So, when dealing with any sort of word problems, I always end up making a diagram or chart or, some sort of way of piecing together all my information. So, we have in this case, three different denominations. We have nickels, dimes and quarters, and we know that in total, we have \$2.20. So, we now have the denominations worked out, we also need to work. We can figure out the number of each coin we have.

So we know that we have twice as many dimes as quarters and common mistake in this stuff is trying to figure out which you actually have more, which variable is x, which variable is twice x, 2x. So we know that we have twice as many dimes as quarters so that tells us we have more dimes, so that means we have to take our amount of quarters multiply it by 2 to find the number of dimes.

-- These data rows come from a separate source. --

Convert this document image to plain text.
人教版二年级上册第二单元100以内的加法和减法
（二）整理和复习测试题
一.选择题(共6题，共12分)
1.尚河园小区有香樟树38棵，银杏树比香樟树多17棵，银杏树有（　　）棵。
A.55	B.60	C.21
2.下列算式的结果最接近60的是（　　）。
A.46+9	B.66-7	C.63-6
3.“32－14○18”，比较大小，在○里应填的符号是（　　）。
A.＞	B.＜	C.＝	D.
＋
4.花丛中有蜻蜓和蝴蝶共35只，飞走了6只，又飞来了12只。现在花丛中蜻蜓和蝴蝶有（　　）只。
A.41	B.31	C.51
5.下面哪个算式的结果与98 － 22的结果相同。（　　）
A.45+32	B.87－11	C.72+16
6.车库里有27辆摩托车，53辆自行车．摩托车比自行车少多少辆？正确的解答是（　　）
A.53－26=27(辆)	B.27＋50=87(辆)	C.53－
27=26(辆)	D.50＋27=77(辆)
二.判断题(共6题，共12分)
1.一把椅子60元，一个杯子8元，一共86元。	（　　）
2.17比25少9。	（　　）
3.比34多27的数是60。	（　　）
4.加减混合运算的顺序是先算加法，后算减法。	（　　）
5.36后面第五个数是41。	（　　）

So quarters I know I have x of those, we have twice as many dimes so this is then going to be 2x. You can always check your work if I have three quarters, I would then have 6 times, twice as many dimes as quarters.

The problem also tells us that we have the same numbers of nickels as dimes. So if we have 2x dimes, we also then have 2x nickels. For now dealing with coin problems, you need to make sure you distinguish between the number of coins and the actual amount that these coins is worth.

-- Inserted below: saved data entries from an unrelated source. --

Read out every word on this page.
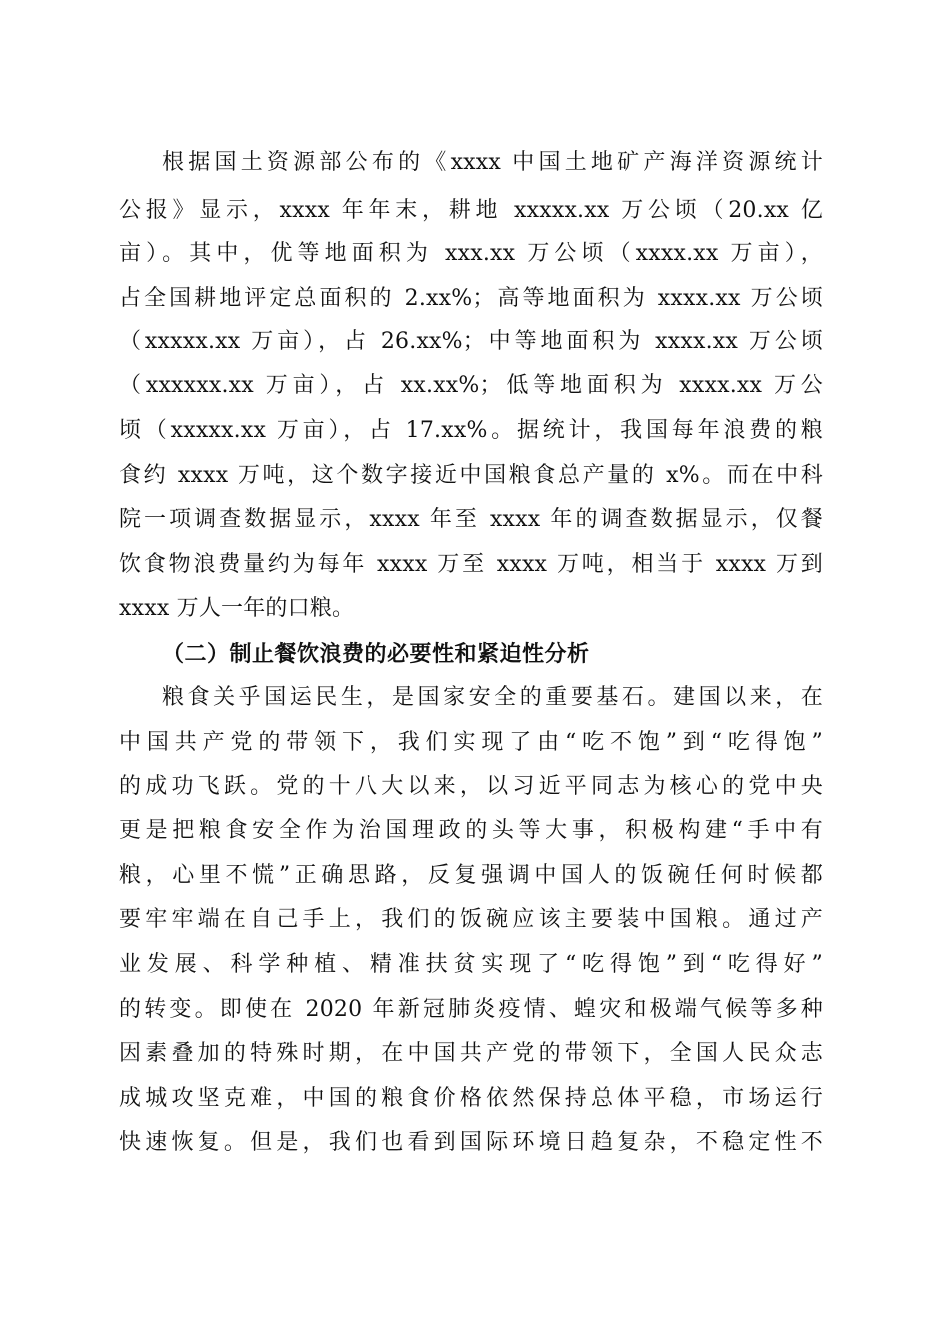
根据国土资源部公布的《xxxx 中国土地矿产海洋资源统计
公报》显示，xxxx 年年末，耕地 xxxxx.xx 万公顷（20.xx 亿
亩）。其中，优等地面积为 xxx.xx 万公顷（xxxx.xx 万亩），
占全国耕地评定总面积的 2.xx%；高等地面积为 xxxx.xx 万公顷
（xxxxx.xx 万亩），占 26.xx%；中等地面积为 xxxx.xx 万公顷
（xxxxxx.xx 万亩），占 xx.xx%；低等地面积为 xxxx.xx 万公
顷（xxxxx.xx 万亩），占 17.xx%。据统计，我国每年浪费的粮
食约 xxxx 万吨，这个数字接近中国粮食总产量的 x%。而在中科
院一项调查数据显示，xxxx 年至 xxxx 年的调查数据显示，仅餐
饮食物浪费量约为每年 xxxx 万至 xxxx 万吨，相当于 xxxx 万到
xxxx 万人一年的口粮。
（二）制止餐饮浪费的必要性和紧迫性分析
粮食关乎国运民生，是国家安全的重要基石。建国以来，在
中国共产党的带领下，我们实现了由“吃不饱”到“吃得饱”
的成功飞跃。党的十八大以来，以习近平同志为核心的党中央
更是把粮食安全作为治国理政的头等大事，积极构建“手中有
粮，心里不慌”正确思路，反复强调中国人的饭碗任何时候都
要牢牢端在自己手上，我们的饭碗应该主要装中国粮。通过产
业发展、科学种植、精准扶贫实现了“吃得饱”到“吃得好”
的转变。即使在 2020 年新冠肺炎疫情、蝗灾和极端气候等多种
因素叠加的特殊时期，在中国共产党的带领下，全国人民众志
成城攻坚克难，中国的粮食价格依然保持总体平稳，市场运行
快速恢复。但是，我们也看到国际环境日趋复杂，不稳定性不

So in this case say x is 1, that's telling me I have one quarter, but I also know that means I have 25 cents. If I have one quarter that means I would have two dimes that are worth 20 cents, so that distinguishing factor between the two coins versus 20 cents.

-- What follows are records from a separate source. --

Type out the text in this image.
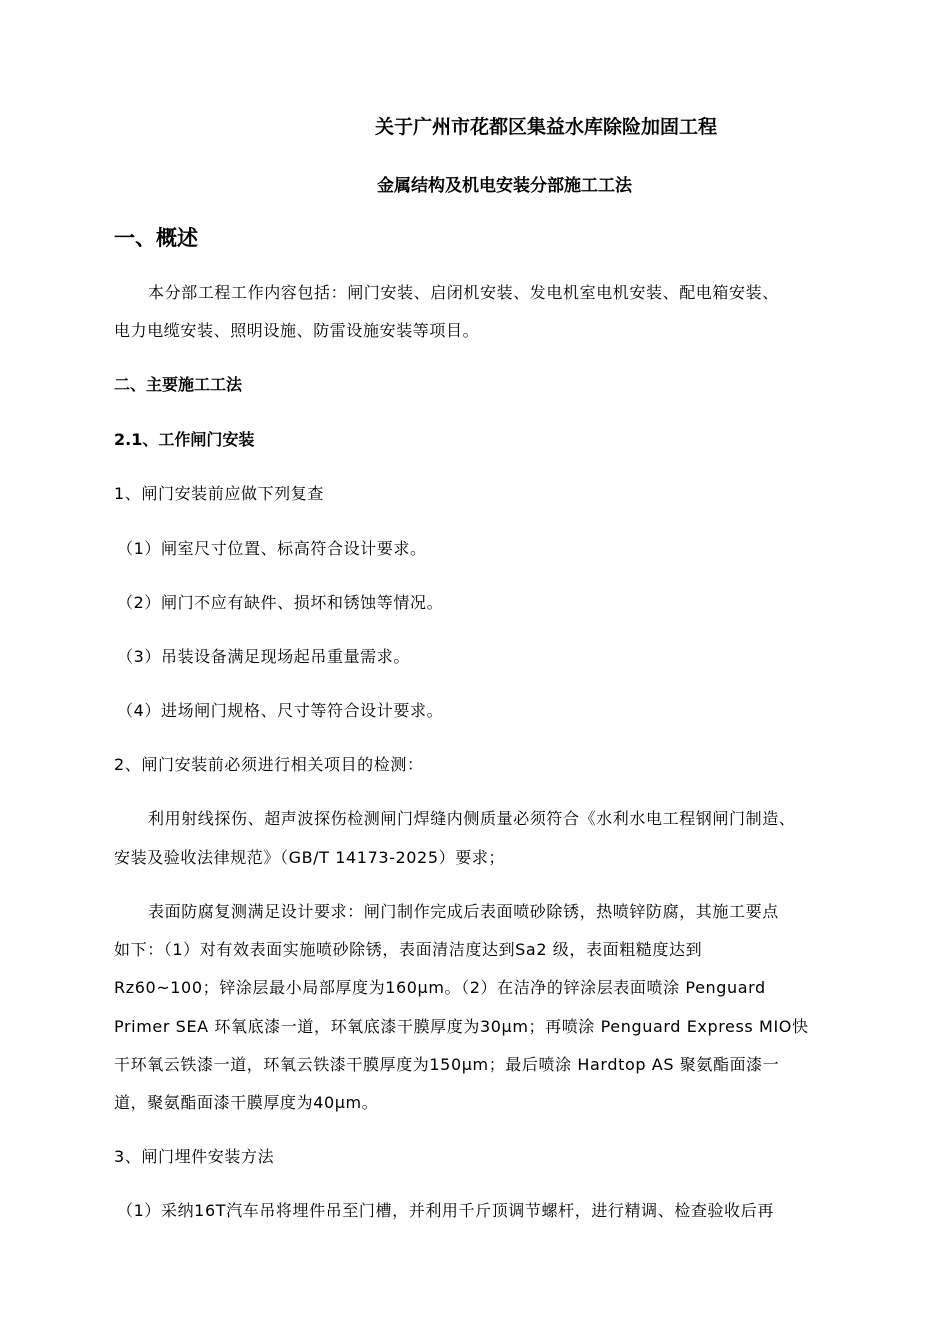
关于广州市花都区集益水库除险加固工程
金属结构及机电安装分部施工工法
一、概述
本分部工程工作内容包括：闸门安装、启闭机安装、发电机室电机安装、配电箱安装、
电力电缆安装、照明设施、防雷设施安装等项目。
二、主要施工工法
2.1、工作闸门安装
1、闸门安装前应做下列复查
（1）闸室尺寸位置、标高符合设计要求。
（2）闸门不应有缺件、损坏和锈蚀等情况。
（3）吊装设备满足现场起吊重量需求。
（4）进场闸门规格、尺寸等符合设计要求。
2、闸门安装前必须进行相关项目的检测：
利用射线探伤、超声波探伤检测闸门焊缝内侧质量必须符合《水利水电工程钢闸门制造、
安装及验收法律规范》（GB/T 14173-2025）要求；
表面防腐复测满足设计要求：闸门制作完成后表面喷砂除锈，热喷锌防腐，其施工要点
如下：（1）对有效表面实施喷砂除锈，表面清洁度达到Sa2 级，表面粗糙度达到
Rz60~100；锌涂层最小局部厚度为160μm。（2）在洁净的锌涂层表面喷涂 Penguard
Primer SEA 环氧底漆一道，环氧底漆干膜厚度为30μm；再喷涂 Penguard Express MIO快
干环氧云铁漆一道，环氧云铁漆干膜厚度为150μm；最后喷涂 Hardtop AS 聚氨酯面漆一
道，聚氨酯面漆干膜厚度为40μm。
3、闸门埋件安装方法
（1）采纳16T汽车吊将埋件吊至门槽，并利用千斤顶调节螺杆，进行精调、检查验收后再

If you figure out how much you have, you just multiply the number you have by the denomination, so if I have x quarters, I just have .\$25x, 4 quarters would give me \$1, .25 times 4. The same idea for dimes except this time I know I have 2x dimes, so you take the amount of dimes times how much it's worth, add that to the number of quarters. The same idea for nickels, the number of nickels times the amount they're worth.

Now we have a equation to make sure we're adding these all up and that is going to be equal to our total amount, the amount of quarters plus the amount in dimes, plus the amount in nickels. Distribute this through 2 times .05 is just .1x, 2 times .1, .2x plus .25x is equal to 220. Combine like terms so .1 plus .2 is .3, plus .25 is .55x is equal to 220, divide by .55 end up with x is equal to 4. Again making sure we always answer what the question is asking for.

So here we found x is 4, x we said is the number of quarters, the question is actually asking for the number of each denomination, so we know that we have 4 quarters and we know we have twice as many dimes, so that means we have 8 dimes and the same number of dimes as nickels which would mean we have 8 nickels as well.

So taking our word problem, making this sort of diagram, these sort of thought, turning into an equation which we then solved.